Nous tuons l’animal d’un coup de fusil entre les deux yeux, la mort est instantanée. Il est ensuite saigné dans une pièce que j’ai aménagée pour ça. La découpe et la transformation se font dans un laboratoire, toujours à la ferme.

Dès le début, je me suis entouré de professionnels de l’abattage, car un geste raté suffit à faire souffrir l’animal. Pour les bœufs, je travaille avec un artisan boucher. Je veux que la découpe soit très bien réalisée : c’est une vie qu’on prend, il faut la respecter, ne rien gaspiller. Et, en fin de compte, ma viande n’est pas plus chère qu’en boucherie.

Je pratique l’abattage à la ferme depuis 2007 mais, jusqu’au début de ce mois, j’étais dans l’illégalité. Il est strictement interdit de tuer chez soi, sauf un cochon ou un mouton pour sa consommation personnelle. En dehors de ce cadre, il faut procéder à un examen ante et post mortem en abattoir – il faut juste qu’on m’explique comment cela est possible dans des établissements qui tuent mille cochons par jour !

Quoi qu’il en soit, la viande d’animaux abattus à la ferme n’obtient pas de tampon sanitaire et ne peut donc être vendue ni à un boucher ni à un restaurateur. J’écoule tout en direct, en caissettes. Mes clients connaissent ma démarche et la soutiennent.

Les choses viennent de changer. Notre collectif « Quand l’abattoir vient à la ferme » regroupe des éleveurs, des vétérinaires, des bouchers, des directeurs d’abattoir, des associations de protection animale… Nous avons fait pression et ça a abouti : la loi alimentation, qui vient d’être adoptée, nous accorde quatre ans pour expérimenter la mise à mort dans les exploitations. 

Notre souhait n’est pas du tout de faire fermer les abattoirs ! Nous avons besoin d’eux pour découper les carcasses, traiter les déchets, s’occuper des peaux... Nous voulons juste que les animaux arrivent sur place morts, et non vivants. C’est déjà le cas aux États-Unis, en Allemagne ou en Suède.

Cela peut prendre la forme d’une remorque d’abattage qui se déplace jusqu’à l’exploitation et où l’animal est seulement tué et saigné. Il faut ensuite transporter la carcasse jusqu’à un abattoir dans l’heure qui suit – ce qui est impossible pour les fermes isolées, surtout depuis la fermeture des établissements de proximité. Il existe aussi des abattoirs mobiles : des camions semi-remorque dans lesquels on peut tuer l’animal, l’éviscérer et le dépecer. 

Ces équipements coûtent cher, entre 20 000 et plus d’un million d’euros. Est-ce l’abattoir qui doit acheter le véhicule et proposer ce service comme une extension de son activité ? Ou bien les groupements d’éleveurs, ou encore la région ? Faut-il redonner aux vétérinaires la responsabilité de l’examen ante mortem, directement à la ferme ? Il y a tout un modèle à mettre en place.
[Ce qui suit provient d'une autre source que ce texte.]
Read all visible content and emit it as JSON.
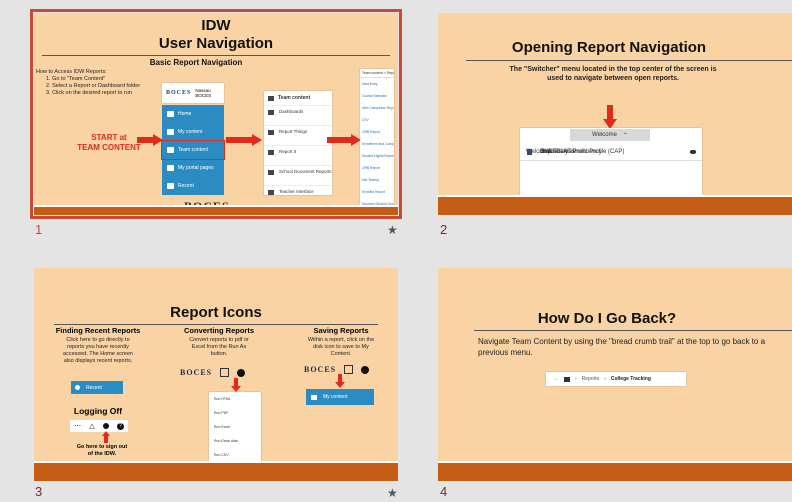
{
  "slides": [
    {
      "number": "1",
      "title_line1": "IDW",
      "title_line2": "User Navigation",
      "subtitle": "Basic Report Navigation",
      "howto_heading": "How to Access IDW Reports:",
      "howto_steps": [
        "1. Go to \"Team Content\"",
        "2. Select a Report or Dashboard folder",
        "3. Click on the desired report to run"
      ],
      "start_label_1": "START at",
      "start_label_2": "TEAM CONTENT",
      "nav_header": "Nassau BOCES",
      "nav_items": [
        "Home",
        "My content",
        "Team content",
        "My portal pages",
        "Recent"
      ],
      "folder_header": "Team content",
      "folder_items": [
        "Dashboards",
        "Report Things",
        "Report It",
        "School Document Reports",
        "Teacher Interface"
      ],
      "report_list_header": "Team content > Report",
      "report_items": [
        "Data Entry",
        "Course Selection",
        "Item Completion Report",
        "CSV",
        "ORB Report",
        "Enrollment and Completion Report",
        "Student Digital Report",
        "ORB Report",
        "Mel Testing",
        "Enrolled Report",
        "Demand Student Growth"
      ],
      "logo": "BOCES"
    },
    {
      "number": "2",
      "title": "Opening Report Navigation",
      "desc": "The \"Switcher\" menu located in the top center of the screen is used to navigate between open reports.",
      "switcher_label": "Welcome",
      "menu_items": [
        "Welcome",
        "Child Assessment Profile (CAP)",
        "NYSESLAT Proficiency",
        "Gap",
        "Item Analysis"
      ]
    },
    {
      "number": "3",
      "title": "Report Icons",
      "col1_heading": "Finding Recent Reports",
      "col1_text": "Click here to go directly to reports you have recently accessed. The Home screen also displays recent reports.",
      "recent_button": "Recent",
      "logoff_heading": "Logging Off",
      "logoff_text": "Go here to sign out of the IDW.",
      "col2_heading": "Converting Reports",
      "col2_text": "Convert reports to pdf or Excel from the Run As button.",
      "convert_items": [
        "Run HTML",
        "Run PDF",
        "Run Excel",
        "Run Excel data",
        "Run CSV"
      ],
      "col3_heading": "Saving Reports",
      "col3_text": "Within a report, click on the disk icon to save to My Content.",
      "save_button": "My content",
      "logo": "BOCES"
    },
    {
      "number": "4",
      "title": "How Do I Go Back?",
      "desc": "Navigate Team Content by using the \"bread crumb trail\" at the top to go back to a previous menu.",
      "breadcrumb_1": "Reports",
      "breadcrumb_2": "College Tracking"
    }
  ],
  "star": "★",
  "colors": {
    "slide_bg": "#f9d3a4",
    "footer": "#c55c16",
    "selection": "#c94a36",
    "accent_red": "#e02a1b",
    "nav_blue": "#2b8cc4"
  }
}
De plus en plus de consommateurs soutiennent notre démarche : ils veulent manger « moins de viande, mais mieux », en étant sûrs que les bêtes soient respectées. C’est notre engagement. Comme dit un collègue, l’animal est « bien né, bien élevé, bien tué ». 

En s’inscrivant sur notre site Internet, les gens ont accès à la liste des 400 éleveurs du collectif, à qui ils peuvent commander des caissettes de plusieurs kilogrammes. Pour cette quantité, le déplacement vaut la peine – quitte à partager la viande avec des amis si la dépense est trop élevée ou si la place manque dans le congélateur ! 

Les consommateurs doivent se réapproprier ce qu’ils mangent. Ensemble, nous pouvons remettre du bon sens dans l’alimentation.